I don't mean sandboxing within Flash, I mean sandboxing at the OS level.
Executing a script is kind of sandboxing anyway. If the Flash developers screw that up, then that they also screw up a sandbox they tossed around it isn't much of a surprise. I'm sure they could add a few more sandboxes around that and still have things slip through.
What I mean is like how Linux is very good at preventing me from changing the system time without root permissions, perhaps when an ordinary user runs an application, it could be just as good at not letting that application open random files without the user's permission.
OSs are unforunately designed to serve applications, not users. If a program wants to intercept keystrokes sent to other applications so that it can catch your passwords, there's an API call for that. If a program wants to scan your entire filesystem looking for sensitive information, there's an API for that. If a program wants to run continuously without showing up in the GUI so that the user doesn't realize it's running, well, it doesn't even need an API call for that, as that's quite sadly the default.
Meanwhile, users have no easy way to see what the applications they're running are up to. Want to know if a program decides to access your personal files? Too bad, as not only does your OS not allow you to protect those files from random applications, it doesn't even offer you a way to see that an application is accessing those files. Want to know if any programs are currently piping data out to the internet? Hope you have a router with a useful link activity indicator, because your OS isn't going to tell you when your network is being used at all, never mind which programs are using it and how much they're using it, and it certainly isn't going to let you configure which programs can and cannot access the internet when you first run them, and it especially isn't going to give you easy-to-use fine-grained control over what the application is allowed to do (like blocking SMTP access to all programs by default, making it very difficult for any random software to become part of a spam botnet). Nope, the way you're supposed to ensure the security of your computer is to psychically know which programs are trustworthy and which are not.
To make this even more absurd, they then go to signed executables, so that we can trust that code came from someone we trust, because even if we honestly do trust Adobe to do nothing bad to our computers, and we're not simply using Adobe's code because we bought our computers because we need to get shit done and we can't get shit done if we don't run software, we've still go the issue that the completely trustworthy Adobe is rather incompetent and so even if they didn't intend for their software to do bad things, it will do bad things just as soon as someone figures out how to exploit it.
Obviously there's always the possibility for exploits, and so sandboxing won't be a perfect solution, but I think the kernel authors have a better track record in that regard than Adobe does. ...and of course, failing to do something at all isn't any better than trying to do it and being only 99% successful.
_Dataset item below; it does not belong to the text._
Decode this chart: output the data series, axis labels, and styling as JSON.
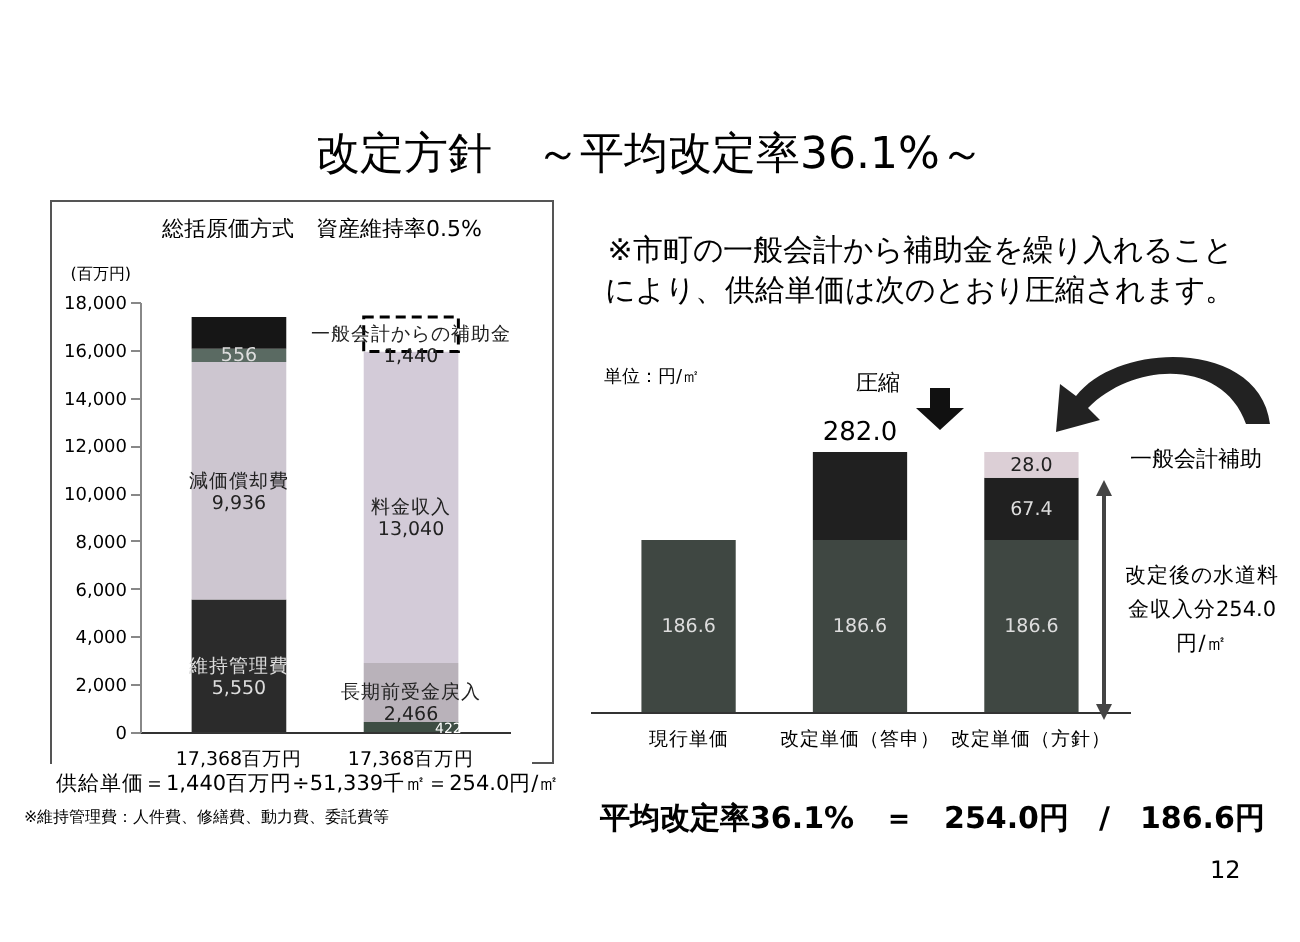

I've heard that Android almost did this correctly, with the list of app permissions you have to approve for each new app. The problem is that you then have to wonder why apps want each permission. So do you reject the app because it's asking for something you think it doesn't need, or do you assume (possibly correctly) that it has some feature which you haven't thought of that requires that permission and so it does have a legitimate reason to ask for it? If it were done correctly, you could just say no to any permission you don't want to grant, and the application would simply be told that it doesn't have it. Then if you go to use that feature, the application could tell you "I can't do that unless I have permission to access ____" at which point it either makes sense that it now needs that permission, or it still doesn't make sense and you can continue to say no while continuing to use the application for whatever else it is good for.
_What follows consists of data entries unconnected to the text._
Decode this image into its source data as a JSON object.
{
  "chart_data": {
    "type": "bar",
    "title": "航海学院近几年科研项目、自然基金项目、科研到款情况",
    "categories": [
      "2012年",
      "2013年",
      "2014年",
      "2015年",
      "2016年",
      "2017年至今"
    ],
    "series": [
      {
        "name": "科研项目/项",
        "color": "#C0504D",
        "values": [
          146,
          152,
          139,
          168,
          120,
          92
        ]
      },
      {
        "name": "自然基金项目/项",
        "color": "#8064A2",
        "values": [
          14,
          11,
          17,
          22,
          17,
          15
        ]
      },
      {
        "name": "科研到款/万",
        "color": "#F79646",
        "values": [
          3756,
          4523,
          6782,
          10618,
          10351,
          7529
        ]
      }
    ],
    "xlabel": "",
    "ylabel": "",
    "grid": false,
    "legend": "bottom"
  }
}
I mean, people buy computers to run software. It's dumb as fuck that they're then told "don't run software" because their operating systems are inadequately designed to deal with anything besides perfectly well-behaved software.
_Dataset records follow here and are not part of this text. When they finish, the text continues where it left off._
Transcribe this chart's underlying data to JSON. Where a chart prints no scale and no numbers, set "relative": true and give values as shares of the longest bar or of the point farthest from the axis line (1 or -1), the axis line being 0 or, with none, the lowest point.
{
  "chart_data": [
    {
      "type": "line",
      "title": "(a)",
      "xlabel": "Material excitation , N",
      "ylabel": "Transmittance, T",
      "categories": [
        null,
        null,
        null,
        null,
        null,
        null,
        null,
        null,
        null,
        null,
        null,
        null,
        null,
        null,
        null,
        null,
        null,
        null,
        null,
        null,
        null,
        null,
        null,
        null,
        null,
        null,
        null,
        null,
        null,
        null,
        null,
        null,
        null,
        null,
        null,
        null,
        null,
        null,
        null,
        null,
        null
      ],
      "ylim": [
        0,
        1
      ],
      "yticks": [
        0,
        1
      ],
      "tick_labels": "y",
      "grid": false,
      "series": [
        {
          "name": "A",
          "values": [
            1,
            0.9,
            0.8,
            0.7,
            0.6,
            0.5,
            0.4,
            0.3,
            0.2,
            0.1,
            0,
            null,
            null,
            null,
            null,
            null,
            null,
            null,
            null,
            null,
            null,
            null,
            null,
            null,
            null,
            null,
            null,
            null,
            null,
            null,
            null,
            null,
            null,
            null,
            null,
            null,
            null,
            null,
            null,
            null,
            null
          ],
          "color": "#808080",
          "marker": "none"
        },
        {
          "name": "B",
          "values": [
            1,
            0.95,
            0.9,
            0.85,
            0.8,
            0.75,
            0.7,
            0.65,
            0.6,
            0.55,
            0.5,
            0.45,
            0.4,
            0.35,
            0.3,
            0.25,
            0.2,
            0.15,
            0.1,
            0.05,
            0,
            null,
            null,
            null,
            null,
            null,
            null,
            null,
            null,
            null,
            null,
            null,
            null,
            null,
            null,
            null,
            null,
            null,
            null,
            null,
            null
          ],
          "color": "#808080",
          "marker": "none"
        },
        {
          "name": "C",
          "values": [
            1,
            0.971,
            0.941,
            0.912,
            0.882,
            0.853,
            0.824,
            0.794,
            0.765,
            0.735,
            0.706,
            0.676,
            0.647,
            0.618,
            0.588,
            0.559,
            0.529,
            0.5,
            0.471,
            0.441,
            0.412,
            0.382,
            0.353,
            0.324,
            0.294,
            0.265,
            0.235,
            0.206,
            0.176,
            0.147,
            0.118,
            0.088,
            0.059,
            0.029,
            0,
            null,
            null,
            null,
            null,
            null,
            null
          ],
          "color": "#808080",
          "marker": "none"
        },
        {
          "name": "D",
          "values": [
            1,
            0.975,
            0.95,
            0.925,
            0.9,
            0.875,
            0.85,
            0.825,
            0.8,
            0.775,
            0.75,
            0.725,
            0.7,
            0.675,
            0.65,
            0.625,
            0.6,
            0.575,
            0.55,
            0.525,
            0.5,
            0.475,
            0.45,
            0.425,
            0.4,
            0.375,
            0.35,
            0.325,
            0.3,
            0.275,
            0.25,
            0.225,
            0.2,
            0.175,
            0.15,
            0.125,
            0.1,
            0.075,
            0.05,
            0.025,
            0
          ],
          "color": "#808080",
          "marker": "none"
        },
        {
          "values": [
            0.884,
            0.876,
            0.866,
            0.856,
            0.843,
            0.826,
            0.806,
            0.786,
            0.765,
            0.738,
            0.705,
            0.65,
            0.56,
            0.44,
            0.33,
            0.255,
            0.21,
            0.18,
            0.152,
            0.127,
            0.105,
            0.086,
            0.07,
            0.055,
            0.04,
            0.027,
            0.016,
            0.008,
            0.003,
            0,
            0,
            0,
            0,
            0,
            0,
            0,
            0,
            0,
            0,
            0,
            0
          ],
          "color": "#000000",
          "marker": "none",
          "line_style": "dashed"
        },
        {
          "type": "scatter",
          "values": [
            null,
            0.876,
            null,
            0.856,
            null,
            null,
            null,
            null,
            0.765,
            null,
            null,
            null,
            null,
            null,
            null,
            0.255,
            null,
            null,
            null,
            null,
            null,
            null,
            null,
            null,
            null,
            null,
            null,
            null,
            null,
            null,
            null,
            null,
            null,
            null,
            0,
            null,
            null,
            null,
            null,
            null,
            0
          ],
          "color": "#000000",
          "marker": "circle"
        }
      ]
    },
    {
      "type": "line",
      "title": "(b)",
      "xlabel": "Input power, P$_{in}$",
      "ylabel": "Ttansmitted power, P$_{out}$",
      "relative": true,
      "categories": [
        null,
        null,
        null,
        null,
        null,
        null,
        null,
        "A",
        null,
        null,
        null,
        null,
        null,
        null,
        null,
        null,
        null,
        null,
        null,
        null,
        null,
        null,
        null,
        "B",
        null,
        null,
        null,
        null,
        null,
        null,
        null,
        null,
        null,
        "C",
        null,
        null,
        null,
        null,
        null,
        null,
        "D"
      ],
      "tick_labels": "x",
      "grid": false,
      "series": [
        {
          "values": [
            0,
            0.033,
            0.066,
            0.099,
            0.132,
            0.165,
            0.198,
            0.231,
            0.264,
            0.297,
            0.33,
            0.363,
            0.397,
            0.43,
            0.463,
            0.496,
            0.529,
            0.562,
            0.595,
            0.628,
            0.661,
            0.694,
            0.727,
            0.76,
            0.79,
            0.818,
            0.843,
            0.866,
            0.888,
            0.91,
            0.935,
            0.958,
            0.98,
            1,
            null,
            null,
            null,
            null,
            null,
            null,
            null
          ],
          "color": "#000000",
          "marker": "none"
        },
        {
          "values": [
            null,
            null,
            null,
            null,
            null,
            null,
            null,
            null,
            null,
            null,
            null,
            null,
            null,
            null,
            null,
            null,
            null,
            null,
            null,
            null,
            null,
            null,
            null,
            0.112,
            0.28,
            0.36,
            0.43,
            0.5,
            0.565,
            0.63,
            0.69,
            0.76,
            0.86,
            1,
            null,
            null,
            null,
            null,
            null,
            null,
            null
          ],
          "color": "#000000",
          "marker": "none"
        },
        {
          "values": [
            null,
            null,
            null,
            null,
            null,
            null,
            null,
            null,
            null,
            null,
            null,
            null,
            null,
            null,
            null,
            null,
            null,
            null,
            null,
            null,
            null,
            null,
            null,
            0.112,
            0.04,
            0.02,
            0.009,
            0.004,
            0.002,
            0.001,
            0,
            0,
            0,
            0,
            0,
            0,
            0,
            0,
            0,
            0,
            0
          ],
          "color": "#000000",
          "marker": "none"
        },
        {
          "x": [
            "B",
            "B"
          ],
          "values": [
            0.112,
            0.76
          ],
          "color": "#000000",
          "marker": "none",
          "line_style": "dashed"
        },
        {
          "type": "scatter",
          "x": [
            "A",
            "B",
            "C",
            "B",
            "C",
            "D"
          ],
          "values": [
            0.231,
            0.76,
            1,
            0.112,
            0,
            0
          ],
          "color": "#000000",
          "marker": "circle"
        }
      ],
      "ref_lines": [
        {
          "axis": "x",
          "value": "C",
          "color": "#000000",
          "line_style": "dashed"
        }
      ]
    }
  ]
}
The saddest part of the whole deal is when I'm talking with kids about software programming and they want me to check out some program they've written and I then have to wonder "has this kid just discovered how to delete files and thinks it'd be a hilarious prank to delete them all?" Why can't I just run that program and trust that my OS isn't going to let it delete every file I own? I mean, just how many programs outside of my system's file manager do I want to have that kind of unrestricted access to my filesystem? It just doesn't make any sense that that kind of unrestricted access is the default, as I can think of very few pieces of software that need it, and every single one of them came with my OS, and so nothing I download needs that kind of access when I run it.